The processes or tasks are submitted in a batch job with a bash script. The creation of these scripts is beyond the scope of this wiki, but here is an example of a working batch job script that loads the modules, parcels through the list, and schedules the tasks saving a log in a specified directory.

#! /bin/bash
#$ -S /bin/bash
#$ -N pydeface
#$ -V
#$ -l mem_free=20G
#$ -pe openmp 8
#$ -j y
# This is the path where the logs are saved. It must be an existing directory.
#$ -wd /mnt/MD1200B/egarza/user/logs

# Modules
module load python37/3.7.6
module load fsl/6.0.3

# Subject list
subs=/home/user/pydeface_list.txt
# With awk, each line of the list is extracting according to the task's number
sge_index=$(awk -v idx=$SGE_TASK_ID 'NR==idx {print $1}' $subs)

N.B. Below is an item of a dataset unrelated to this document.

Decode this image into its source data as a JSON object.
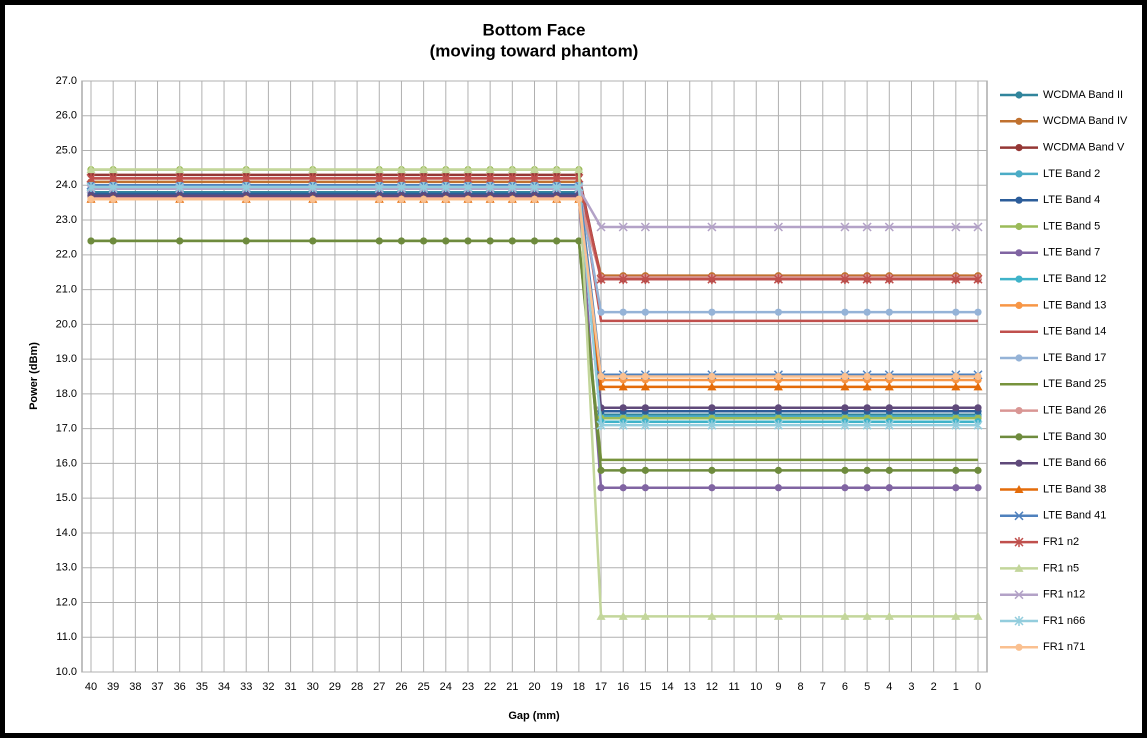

# Random sleep so that tasks dont start at _exactly_ the same time
sleep $(( $SGE_TASK_ID % 10 ))

# Main
pydeface $sge_index

Following BIDS, the script would be saved under data/code/pydeface.SGE. Personally, I use the .SGE extension to differentiate conventional bash scripts to those to be run by qsub, but the extension is insignificant.

Running

The user can now send the batch job with the qsub commnand. The -t flag must be used to specify the lines in the list (subject paths) to be run as tasks. This can be either the complete list or a subset of it:

qsub -t 1-100 data/code/pydeface.SGE

Job supervision

SGE will receive the batch job and assign an ID to it. The tasks will be managed and scheduled according to the disponibility of the resources. Each task enlisted by the -t flag in the qsub submission will be a participant. To see the status of the job and its tasks the user can use the qstat command.

The logs of specific tasks can be reviewed in real-time with the job id and the task number:

tail -f logs/pydeface.o23455.1

BIDS compliance

After all the jobs are completed, the user can review the logs and/or outputs for any errors and proceed with the overwriting of the files as previously mentioned.